A Cyber espionage group aligned with South Korea has been linked to the exploitation of a recently patched severe remote code execution vulnerability in Kingsoft WPS Office, which has been used to deploy a custom backdoor known as SpyGlace.
Cybersecurity firms ESET and DBAPPSecurity attribute this activity to a threat actor identified as APT-C-60.
These attacks have been observed infecting users in China and East Asia with malware.
The vulnerability in question, CVE-2024-7262 (CVSS score: 9.3), arises from inadequate validation of user-supplied file paths. This flaw allows an attacker to upload an arbitrary Windows library, enabling remote code execution.

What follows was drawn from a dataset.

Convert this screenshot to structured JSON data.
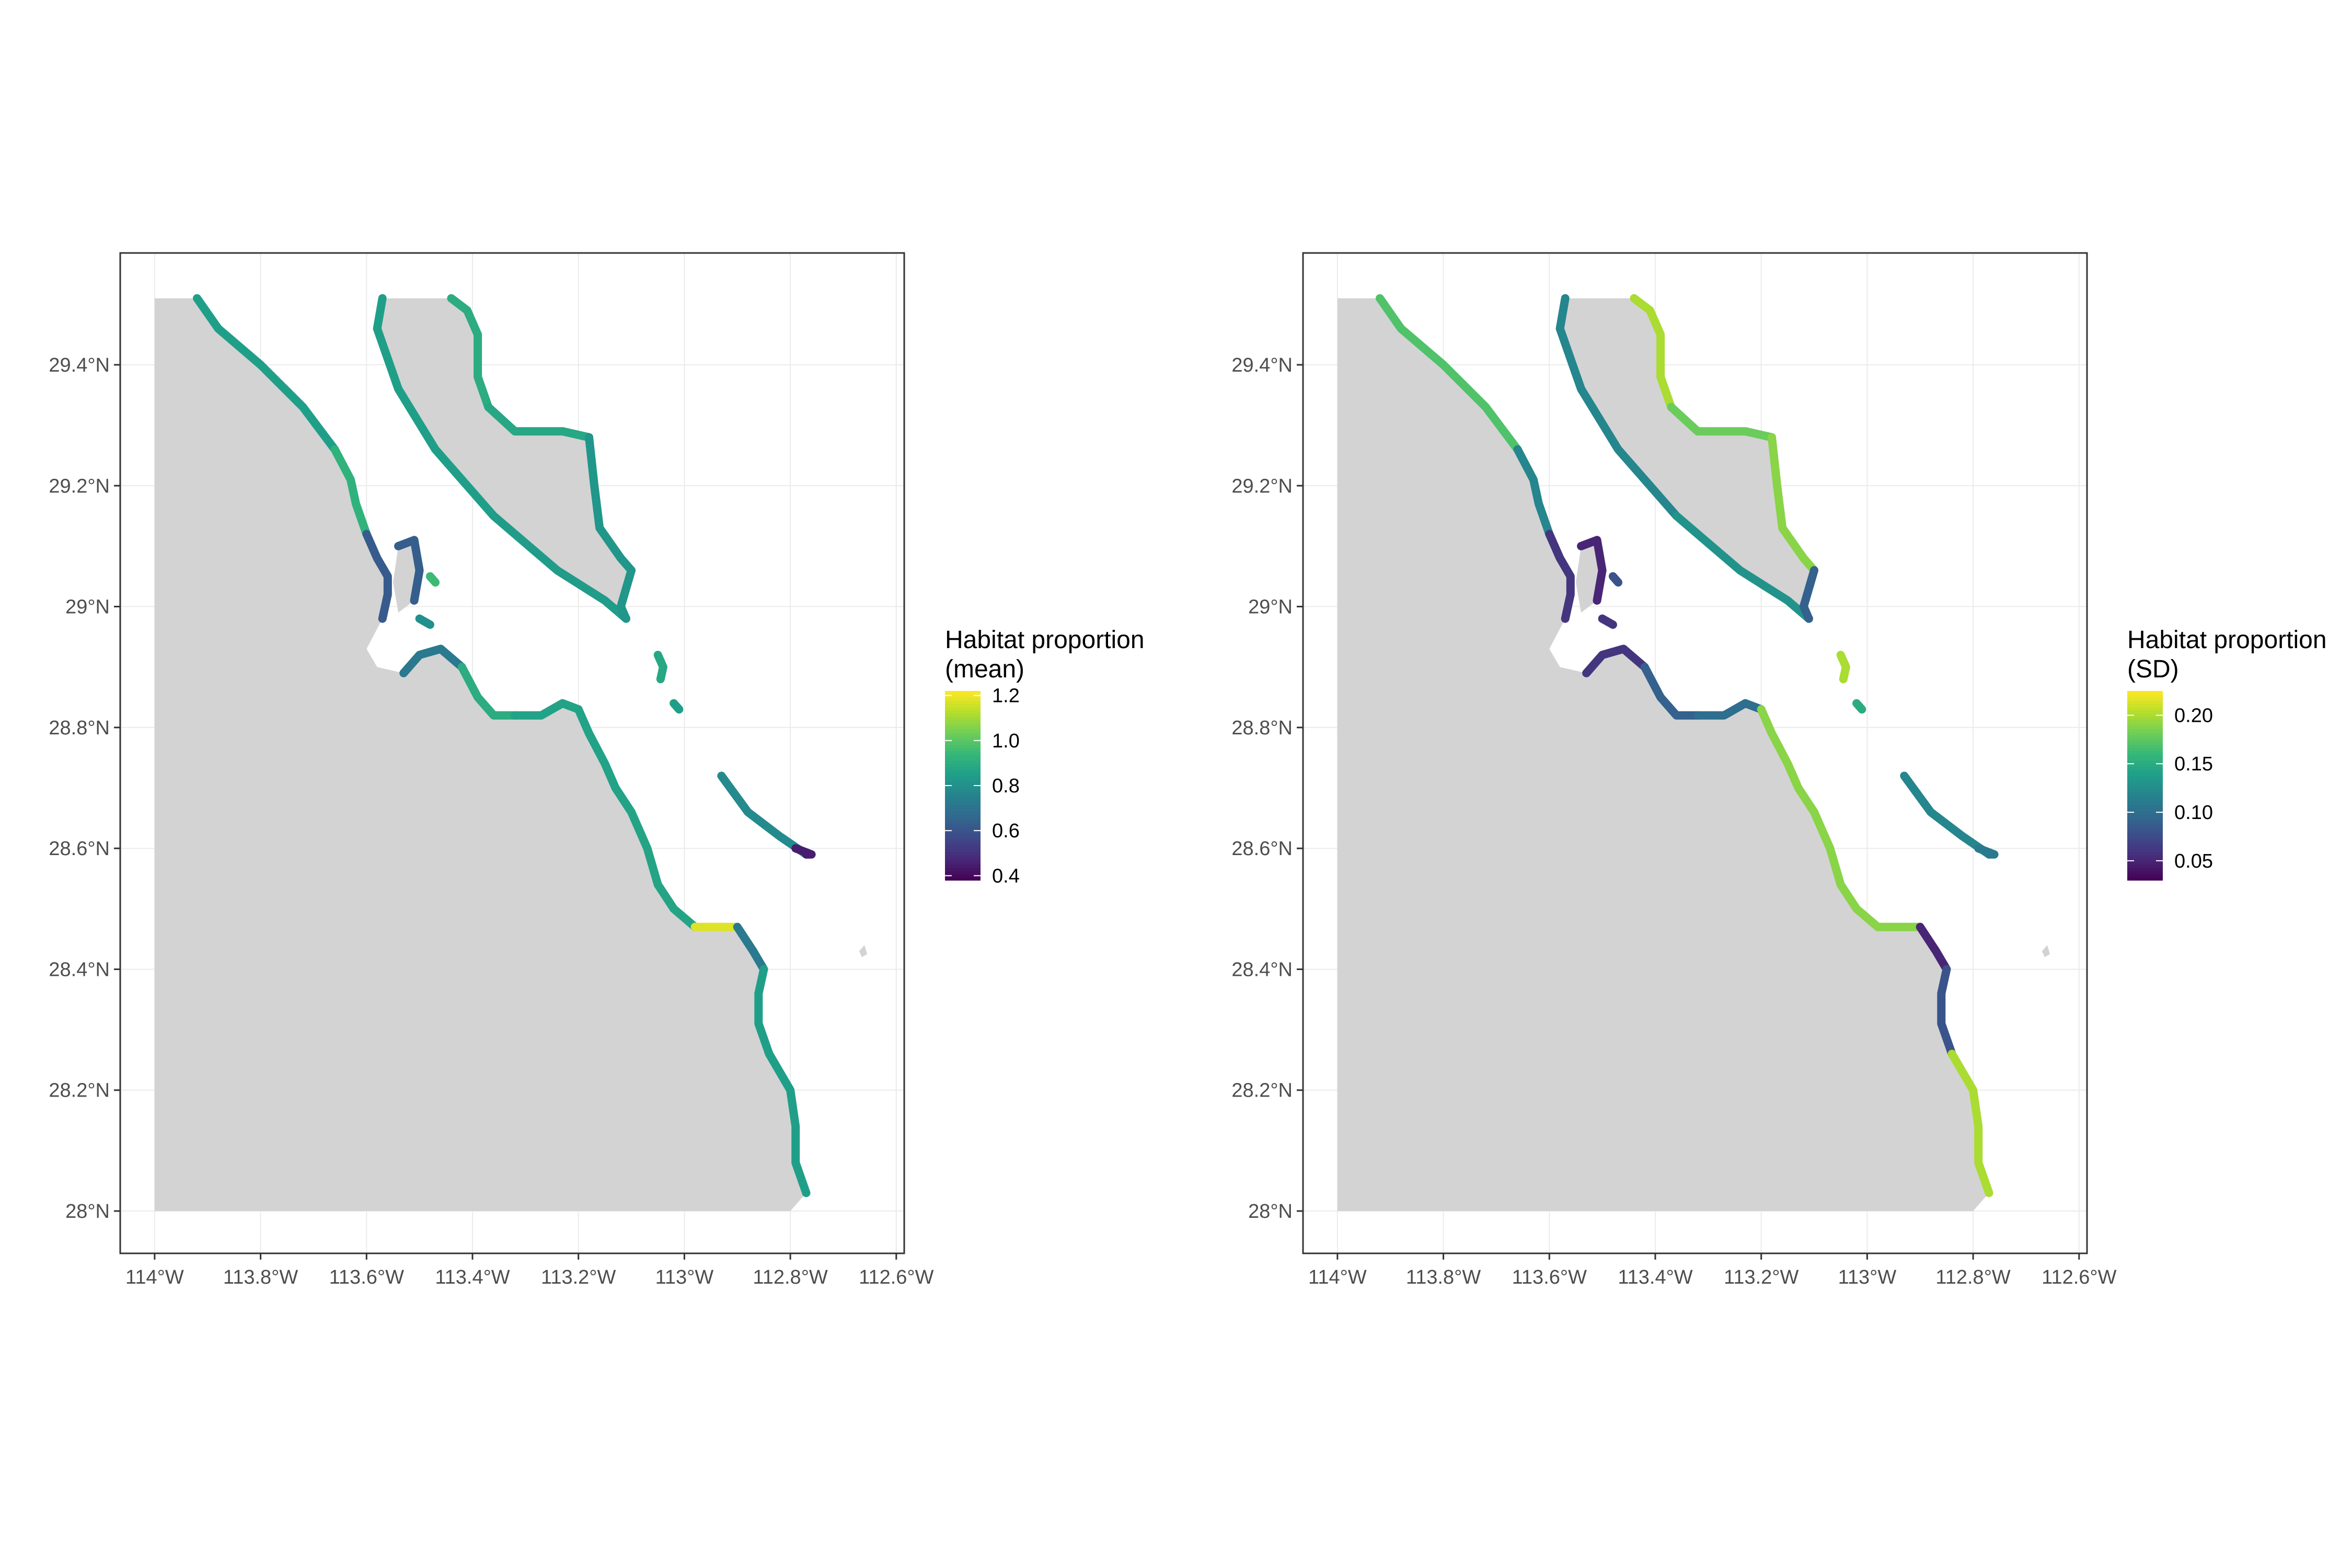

ESET noted that the flaw “permits code execution by hijacking the control flow of the WPS Office plugin component promecefpluginhost.exe” and mentioned discovering an additional method to exploit this issue, tracked as CVE-2024-7263 (CVSS score: 9.3).

APT-C-60 has exploited this vulnerability by creating a one-click exploit embedded in a malicious spreadsheet document, which was uploaded to VirusTotal in February 2024. The file contains a deceptive image of the spreadsheet’s content, with a hidden malicious link. Clicking on a cell within this image initiates a multi-stage infection process to deploy the SpyGlace trojan, a DLL file named TaskControler.dll, which includes capabilities for file theft, plugin loading, and command execution.
Security researcher Romain Dumont explained, “The exploit developers embedded an image of the spreadsheet’s rows and columns to trick users into believing the document was ordinary. The malicious hyperlink was attached to this image, so interacting with a cell in the picture would activate the exploit.”
APT-C-60 has been active since at least 2021, with SpyGlace sightings dating back to June 2022, according to ThreatBook, a Beijing-based cybersecurity firm.